A propos de sécurité, pour le quartier du Tonkin touché par le trafic de drogue et les violences, vous avez obtenu des moyens policiers avec une brigade dédiée. Où en est-on aujourd’hui ?

CVS : Sans être dans un bilan d’auto-satisfaction, nous avons avancé. Mais le problème est loin d’être réglé. Nous avons des résultats et montré qu’il n’y a pas d’impuissance. Au moment le plus critique, c’est-à-dire les tirs en octobre 2023, il y avait 8 points de deal hyper actifs sur le Tonkin.

Aujourd’hui, il en reste deux actifs, un troisième en pointillés.
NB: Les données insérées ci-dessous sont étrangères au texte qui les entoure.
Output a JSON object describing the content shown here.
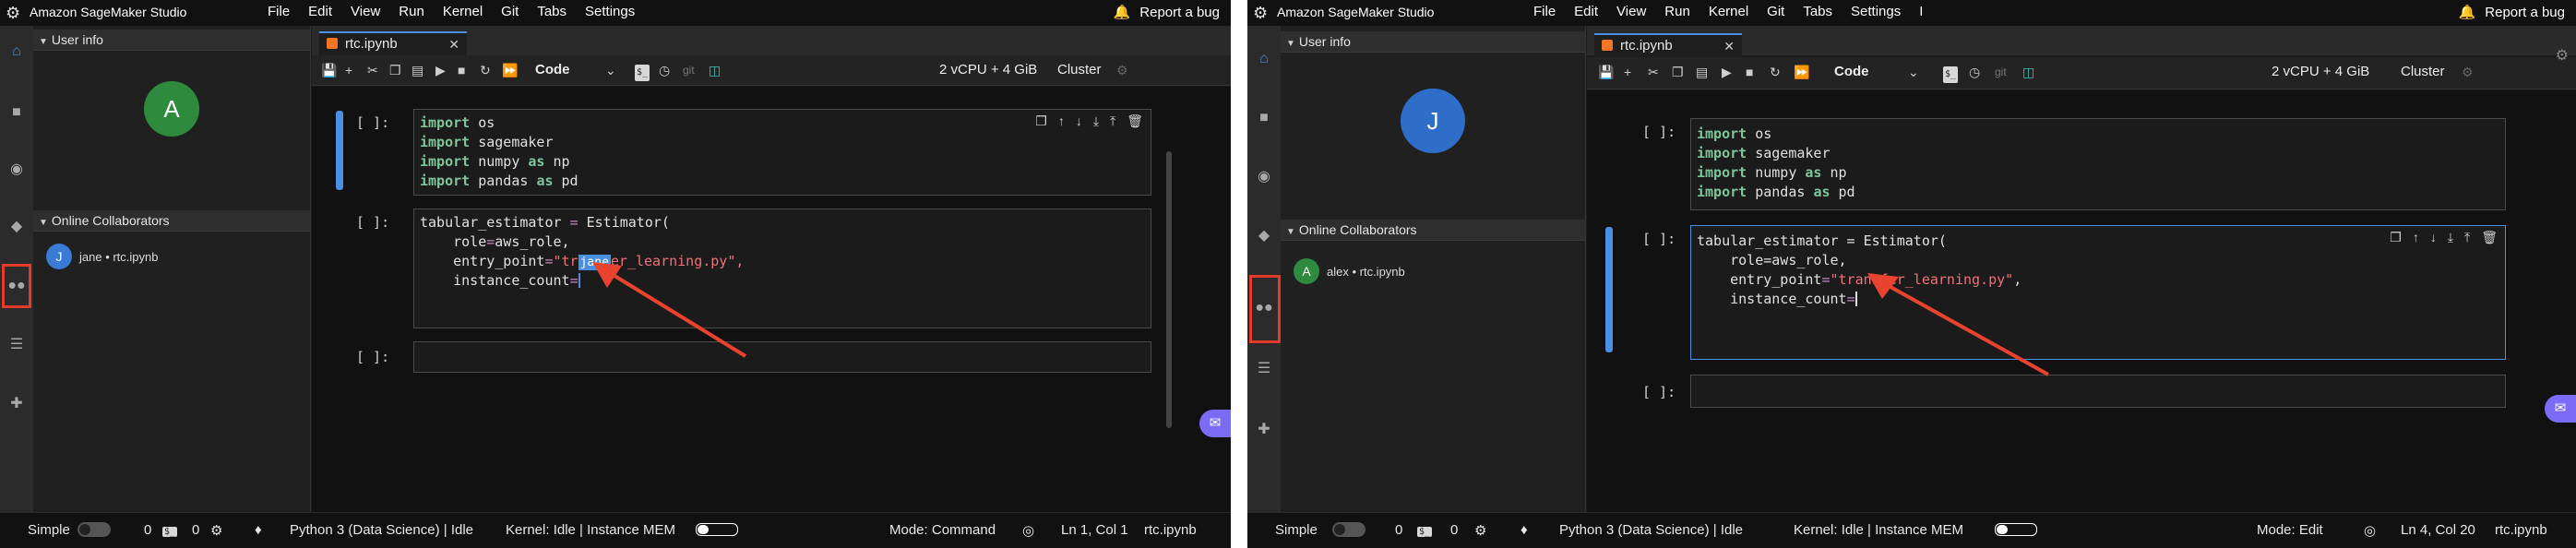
{
  "app": {
    "title": "Amazon SageMaker Studio",
    "menu": [
      "File",
      "Edit",
      "View",
      "Run",
      "Kernel",
      "Git",
      "Tabs",
      "Settings"
    ],
    "report_bug": "Report a bug"
  },
  "sidebar": {
    "user_info_header": "User info",
    "collaborators_header": "Online Collaborators"
  },
  "notebook": {
    "tab_title": "rtc.ipynb",
    "cell_type": "Code",
    "instance": "2 vCPU + 4 GiB",
    "cluster": "Cluster",
    "git_label": "git",
    "term_label": "$_",
    "prompt": "[ ]:",
    "cell1_lines": [
      "import os",
      "import sagemaker",
      "import numpy as np",
      "import pandas as pd"
    ],
    "cell2_lines": [
      "tabular_estimator = Estimator(",
      "    role=aws_role,",
      "    entry_point=\"transfer_learning.py\",",
      "    instance_count="
    ]
  },
  "left": {
    "avatar_letter": "A",
    "avatar_color": "#2e8b3d",
    "collaborator": {
      "initial": "J",
      "name": "jane • rtc.ipynb",
      "color": "#3a7bd5"
    },
    "cursor_user": "jane",
    "entry_point_before": "\"tr",
    "entry_point_after": "er_learning.py\",",
    "status": {
      "mode": "Simple",
      "count1": "0",
      "count2": "0",
      "kernel_name": "Python 3 (Data Science) | Idle",
      "kernel_state": "Kernel: Idle | Instance MEM",
      "mode_text": "Mode: Command",
      "position": "Ln 1, Col 1",
      "file": "rtc.ipynb"
    }
  },
  "right": {
    "extra_menu": "I",
    "avatar_letter": "J",
    "avatar_color": "#2f6ec8",
    "collaborator": {
      "initial": "A",
      "name": "alex • rtc.ipynb",
      "color": "#2e8b3d"
    },
    "status": {
      "mode": "Simple",
      "count1": "0",
      "count2": "0",
      "kernel_name": "Python 3 (Data Science) | Idle",
      "kernel_state": "Kernel: Idle | Instance MEM",
      "mode_text": "Mode: Edit",
      "position": "Ln 4, Col 20",
      "file": "rtc.ipynb"
    }
  },
  "colors": {
    "accent": "#4a90e2",
    "highlight": "#e23b2a",
    "keyword": "#7ec699",
    "string": "#f07178"
  }
}
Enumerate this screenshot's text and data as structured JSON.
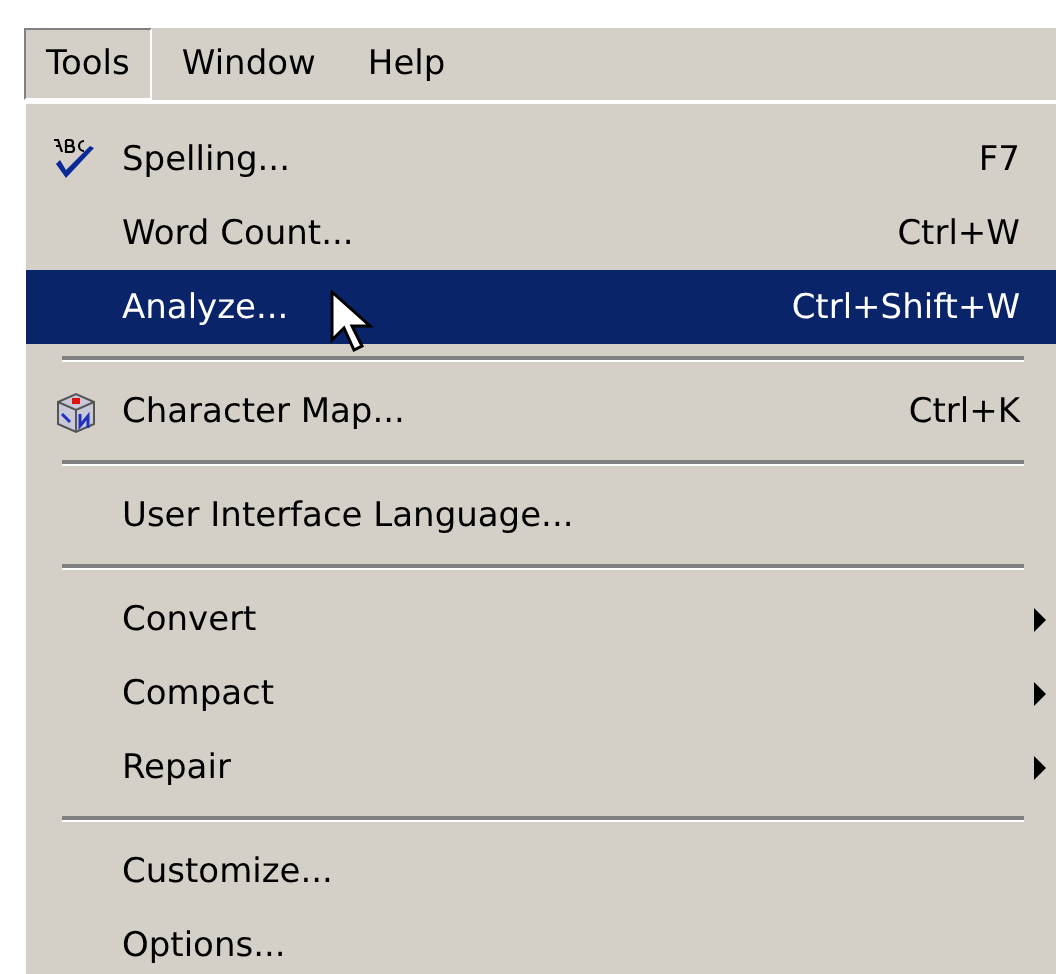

Les habitants reconnaissent qu’il y a eu une vraie évolution dans la qualité de vie du quartier, les points de deal devant les écoles sont supprimés.

Nous avons augmenté le nombre de policiers municipaux, de caméras, on a obtenu une brigade de sécurité après deux ans de combat.

Vous traitez le cas du Tonkin, mais il y a aussi des faits de délinquance et du trafic dans le quartier de Maison-Neuve, Les Buers, Saint-Jean, Grand Clément… Comment agissez-vous dans le reste de la ville ?

CVS : La cartographie des points de deal à Villeurbanne n’a pas évolué depuis 15 ans. On a aujourd’hui des points de deal qui génèrent de l’insécurité et du risque pour les habitants, ce sont ceux que l’on cible en priorité : Grand Clément, Cusset/ Flachet, Les Buers…

Aux Buers par exemple, c’est la deuxième caméra que l’on installe et le poteau est scié en pleine rue.

Il ne faut pas se raconter d’histoire, Villeurbanne a besoin d’effectifs de police nationale en plus. On a fait la preuve qu’en mettant 13 policiers nationaux au Tonkin, on a amélioré significativement la situation.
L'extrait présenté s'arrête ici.